According to the SNAI prisons agency, 125 captives are guards, while the remaining 14 are administrative employees. It stated that eleven individuals were let go on Tuesday.
Social media users posted videos of prison staff members being shot and hanged, among other acts of horrific cruelty. Reuters could not immediately confirm the validity of the films. According to Noboa, the nation will start deporting foreign inmates this week, particularly those from Colombia, to lower the jail population and costs.
Approximately 1,500 individuals from Colombia are incarcerated in Ecuador, according to Noboa, who also stated that 90% of foreign inmates are from Colombia, Peru, and Venezuela.
Colombian legislation requires that repatriations be evaluated on a case-by-case basis and predicated on inmates’ petitions. Despite this, Colombia’s justice minister stated on local radio on Tuesday that he was eager to negotiate with Ecuador.
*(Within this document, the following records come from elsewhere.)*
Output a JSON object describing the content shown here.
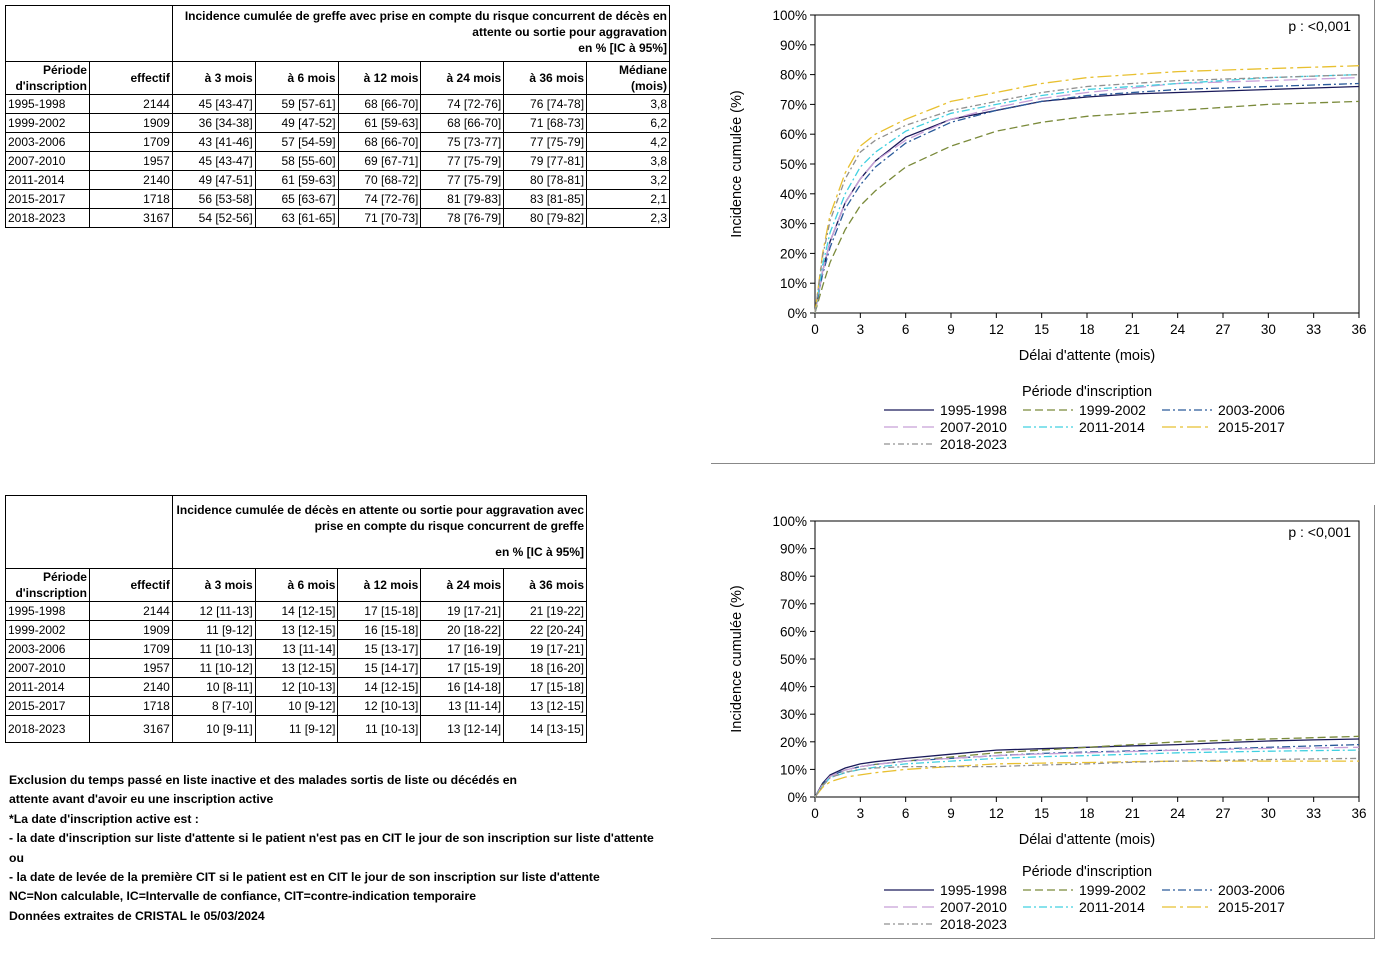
{
  "table1": {
    "title_line1": "Incidence cumulée de greffe avec prise en compte du risque concurrent de décès en",
    "title_line2": "attente ou sortie pour aggravation",
    "title_line3": "en % [IC à 95%]",
    "col_periode_1": "Période",
    "col_periode_2": "d'inscription",
    "col_effectif": "effectif",
    "col_3m": "à 3 mois",
    "col_6m": "à 6 mois",
    "col_12m": "à 12 mois",
    "col_24m": "à 24 mois",
    "col_36m": "à 36 mois",
    "col_median_1": "Médiane",
    "col_median_2": "(mois)",
    "rows": [
      {
        "periode": "1995-1998",
        "effectif": "2144",
        "m3": "45 [43-47]",
        "m6": "59 [57-61]",
        "m12": "68 [66-70]",
        "m24": "74 [72-76]",
        "m36": "76 [74-78]",
        "median": "3,8"
      },
      {
        "periode": "1999-2002",
        "effectif": "1909",
        "m3": "36 [34-38]",
        "m6": "49 [47-52]",
        "m12": "61 [59-63]",
        "m24": "68 [66-70]",
        "m36": "71 [68-73]",
        "median": "6,2"
      },
      {
        "periode": "2003-2006",
        "effectif": "1709",
        "m3": "43 [41-46]",
        "m6": "57 [54-59]",
        "m12": "68 [66-70]",
        "m24": "75 [73-77]",
        "m36": "77 [75-79]",
        "median": "4,2"
      },
      {
        "periode": "2007-2010",
        "effectif": "1957",
        "m3": "45 [43-47]",
        "m6": "58 [55-60]",
        "m12": "69 [67-71]",
        "m24": "77 [75-79]",
        "m36": "79 [77-81]",
        "median": "3,8"
      },
      {
        "periode": "2011-2014",
        "effectif": "2140",
        "m3": "49 [47-51]",
        "m6": "61 [59-63]",
        "m12": "70 [68-72]",
        "m24": "77 [75-79]",
        "m36": "80 [78-81]",
        "median": "3,2"
      },
      {
        "periode": "2015-2017",
        "effectif": "1718",
        "m3": "56 [53-58]",
        "m6": "65 [63-67]",
        "m12": "74 [72-76]",
        "m24": "81 [79-83]",
        "m36": "83 [81-85]",
        "median": "2,1"
      },
      {
        "periode": "2018-2023",
        "effectif": "3167",
        "m3": "54 [52-56]",
        "m6": "63 [61-65]",
        "m12": "71 [70-73]",
        "m24": "78 [76-79]",
        "m36": "80 [79-82]",
        "median": "2,3"
      }
    ]
  },
  "table2": {
    "title_line1": "Incidence cumulée de décès en attente ou sortie pour aggravation avec",
    "title_line2": "prise en compte du risque concurrent de greffe",
    "title_line3": "en % [IC à 95%]",
    "col_periode_1": "Période",
    "col_periode_2": "d'inscription",
    "col_effectif": "effectif",
    "col_3m": "à 3 mois",
    "col_6m": "à 6 mois",
    "col_12m": "à 12 mois",
    "col_24m": "à 24 mois",
    "col_36m": "à 36 mois",
    "rows": [
      {
        "periode": "1995-1998",
        "effectif": "2144",
        "m3": "12 [11-13]",
        "m6": "14 [12-15]",
        "m12": "17 [15-18]",
        "m24": "19 [17-21]",
        "m36": "21 [19-22]"
      },
      {
        "periode": "1999-2002",
        "effectif": "1909",
        "m3": "11 [9-12]",
        "m6": "13 [12-15]",
        "m12": "16 [15-18]",
        "m24": "20 [18-22]",
        "m36": "22 [20-24]"
      },
      {
        "periode": "2003-2006",
        "effectif": "1709",
        "m3": "11 [10-13]",
        "m6": "13 [11-14]",
        "m12": "15 [13-17]",
        "m24": "17 [16-19]",
        "m36": "19 [17-21]"
      },
      {
        "periode": "2007-2010",
        "effectif": "1957",
        "m3": "11 [10-12]",
        "m6": "13 [12-15]",
        "m12": "15 [14-17]",
        "m24": "17 [15-19]",
        "m36": "18 [16-20]"
      },
      {
        "periode": "2011-2014",
        "effectif": "2140",
        "m3": "10 [8-11]",
        "m6": "12 [10-13]",
        "m12": "14 [12-15]",
        "m24": "16 [14-18]",
        "m36": "17 [15-18]"
      },
      {
        "periode": "2015-2017",
        "effectif": "1718",
        "m3": "8 [7-10]",
        "m6": "10 [9-12]",
        "m12": "12 [10-13]",
        "m24": "13 [11-14]",
        "m36": "13 [12-15]"
      },
      {
        "periode": "2018-2023",
        "effectif": "3167",
        "m3": "10 [9-11]",
        "m6": "11 [9-12]",
        "m12": "11 [10-13]",
        "m24": "13 [12-14]",
        "m36": "14 [13-15]"
      }
    ]
  },
  "notes": [
    "Exclusion du temps passé en liste inactive et des malades sortis de liste ou décédés en",
    "attente avant d'avoir eu une inscription active",
    "*La date d'inscription active est :",
    "- la date d'inscription sur liste d'attente si le patient n'est pas en CIT le jour de son inscription sur liste d'attente",
    "ou",
    "- la date de levée de la première CIT si le patient est en CIT le jour de son inscription sur liste d'attente",
    "NC=Non calculable, IC=Intervalle de confiance, CIT=contre-indication temporaire",
    "Données extraites de CRISTAL le 05/03/2024"
  ],
  "chart_data": [
    {
      "type": "line",
      "pvalue": "p : <0,001",
      "xlabel": "Délai d'attente (mois)",
      "ylabel": "Incidence cumulée (%)",
      "xlim": [
        0,
        36
      ],
      "ylim": [
        0,
        100
      ],
      "xticks": [
        "0",
        "3",
        "6",
        "9",
        "12",
        "15",
        "18",
        "21",
        "24",
        "27",
        "30",
        "33",
        "36"
      ],
      "yticks": [
        "0%",
        "10%",
        "20%",
        "30%",
        "40%",
        "50%",
        "60%",
        "70%",
        "80%",
        "90%",
        "100%"
      ],
      "legend_title": "Période d'inscription",
      "x": [
        0,
        0.5,
        1,
        2,
        3,
        4,
        6,
        9,
        12,
        15,
        18,
        21,
        24,
        27,
        30,
        33,
        36
      ],
      "series": [
        {
          "name": "1995-1998",
          "color": "#1a1a5a",
          "dash": "",
          "values": [
            0,
            14,
            24,
            37,
            45,
            51,
            59,
            65,
            68,
            71,
            72.5,
            73.5,
            74,
            74.5,
            75,
            75.5,
            76
          ]
        },
        {
          "name": "1999-2002",
          "color": "#7a8a3a",
          "dash": "8,4",
          "values": [
            0,
            9,
            17,
            28,
            36,
            41,
            49,
            56,
            61,
            64,
            66,
            67,
            68,
            69,
            70,
            70.5,
            71
          ]
        },
        {
          "name": "2003-2006",
          "color": "#2a5a9a",
          "dash": "8,3,2,3",
          "values": [
            0,
            13,
            22,
            35,
            43,
            49,
            57,
            64,
            68,
            71,
            73,
            74,
            75,
            75.5,
            76,
            76.5,
            77
          ]
        },
        {
          "name": "2007-2010",
          "color": "#c8a0d8",
          "dash": "14,5",
          "values": [
            0,
            14,
            24,
            37,
            45,
            51,
            58,
            65,
            69,
            72,
            74,
            75.5,
            77,
            77.5,
            78,
            78.5,
            79
          ]
        },
        {
          "name": "2011-2014",
          "color": "#40d0e0",
          "dash": "8,3,2,3",
          "values": [
            0,
            16,
            27,
            40,
            49,
            54,
            61,
            67,
            70,
            73,
            75,
            76,
            77,
            78,
            79,
            79.5,
            80
          ]
        },
        {
          "name": "2015-2017",
          "color": "#e8c030",
          "dash": "14,4,3,4",
          "values": [
            0,
            20,
            33,
            47,
            56,
            60,
            65,
            71,
            74,
            77,
            79,
            80,
            81,
            81.5,
            82,
            82.5,
            83
          ]
        },
        {
          "name": "2018-2023",
          "color": "#909090",
          "dash": "6,3,2,3",
          "values": [
            0,
            19,
            31,
            45,
            54,
            58,
            63,
            68,
            71,
            74,
            76,
            77,
            78,
            78.5,
            79,
            79.5,
            80
          ]
        }
      ]
    },
    {
      "type": "line",
      "pvalue": "p : <0,001",
      "xlabel": "Délai d'attente (mois)",
      "ylabel": "Incidence cumulée (%)",
      "xlim": [
        0,
        36
      ],
      "ylim": [
        0,
        100
      ],
      "xticks": [
        "0",
        "3",
        "6",
        "9",
        "12",
        "15",
        "18",
        "21",
        "24",
        "27",
        "30",
        "33",
        "36"
      ],
      "yticks": [
        "0%",
        "10%",
        "20%",
        "30%",
        "40%",
        "50%",
        "60%",
        "70%",
        "80%",
        "90%",
        "100%"
      ],
      "legend_title": "Période d'inscription",
      "x": [
        0,
        0.5,
        1,
        2,
        3,
        4,
        6,
        9,
        12,
        15,
        18,
        21,
        24,
        27,
        30,
        33,
        36
      ],
      "series": [
        {
          "name": "1995-1998",
          "color": "#1a1a5a",
          "dash": "",
          "values": [
            0,
            5,
            8,
            10.5,
            12,
            12.8,
            14,
            15.5,
            17,
            17.5,
            18,
            18.5,
            19,
            19.7,
            20.3,
            20.7,
            21
          ]
        },
        {
          "name": "1999-2002",
          "color": "#7a8a3a",
          "dash": "8,4",
          "values": [
            0,
            4.5,
            7.5,
            9.8,
            11,
            11.8,
            13,
            14.5,
            16,
            17,
            18,
            19,
            20,
            20.5,
            21,
            21.5,
            22
          ]
        },
        {
          "name": "2003-2006",
          "color": "#2a5a9a",
          "dash": "8,3,2,3",
          "values": [
            0,
            4.5,
            7.5,
            9.8,
            11,
            11.8,
            13,
            14,
            15,
            15.8,
            16.3,
            16.7,
            17,
            17.5,
            18,
            18.5,
            19
          ]
        },
        {
          "name": "2007-2010",
          "color": "#c8a0d8",
          "dash": "14,5",
          "values": [
            0,
            4.5,
            7.5,
            9.8,
            11,
            11.8,
            13,
            14,
            15,
            15.6,
            16,
            16.5,
            17,
            17.3,
            17.6,
            17.8,
            18
          ]
        },
        {
          "name": "2011-2014",
          "color": "#40d0e0",
          "dash": "8,3,2,3",
          "values": [
            0,
            4,
            7,
            8.8,
            10,
            10.8,
            12,
            13,
            14,
            14.6,
            15,
            15.5,
            16,
            16.3,
            16.6,
            16.8,
            17
          ]
        },
        {
          "name": "2015-2017",
          "color": "#e8c030",
          "dash": "14,4,3,4",
          "values": [
            0,
            3.5,
            5.5,
            7.2,
            8,
            8.8,
            10,
            11,
            12,
            12.3,
            12.5,
            12.8,
            13,
            13,
            13,
            13,
            13
          ]
        },
        {
          "name": "2018-2023",
          "color": "#909090",
          "dash": "6,3,2,3",
          "values": [
            0,
            4,
            7,
            9,
            10,
            10.5,
            11,
            11,
            11,
            11.6,
            12,
            12.6,
            13,
            13.3,
            13.6,
            13.8,
            14
          ]
        }
      ]
    }
  ]
}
Like many other Latin American nations, Colombia has supported the Ecuadorian government. On Wednesday, the country said it would strengthen its military presence and control along their shared border, which spans over 600 kilometers (370 miles).
PERMANENT VIOLENCE
Noboa told the radio station that ensuring the rule of law and enhancing security would be the best ways to protect the economy and foreign investment.
On Tuesday, lawmakers endorsed Noboa’s initiatives and supported the armed forces. After his party formed alliances with a Christian party and the socialist movement of former President Rafael Correa, Noboa now leads a majority coalition in Congress.
Noboa stated, “I have asked for their support, but I don’t need their approval right now for what we are doing,” about the decrees. On Wednesday morning, Noboa also had a meeting in Quito with ambassadors to Ecuador.
The police reported on Wednesday that since Monday, there have been 70 arrests about various incidents, including the seizure of the TV station.
Four police officers are still being detained after criminals allegedly abducted them between Monday and Tuesday. Late on Tuesday, three more cops were released. The police were identifying the three victims found in a burned-out car overnight south of the capital and adding that there was still violence in Guayaquil, the country’s largest city.
On Tuesday, armed individuals killed two police officers in the province of Guayas, where Guayaquil is located. The cops did not offer any more information. On Wednesday morning, many shops were closed, leaving the streets of Quito and Guayaquil quiet.
A major Chinese investor in Ecuador said that the Chinese embassy and consulates would be temporarily shuttered. All around the country, schools were closed, but courses continued digitally. Locals reported feeling as though pandemic lockdowns were again in place.
“The streets are very empty; it’s horrible,” forty-year-old Rodolfo Tuaz, a security guard in Guayaquil, said. “It’s a frigid environment, as if there were a new COVID.”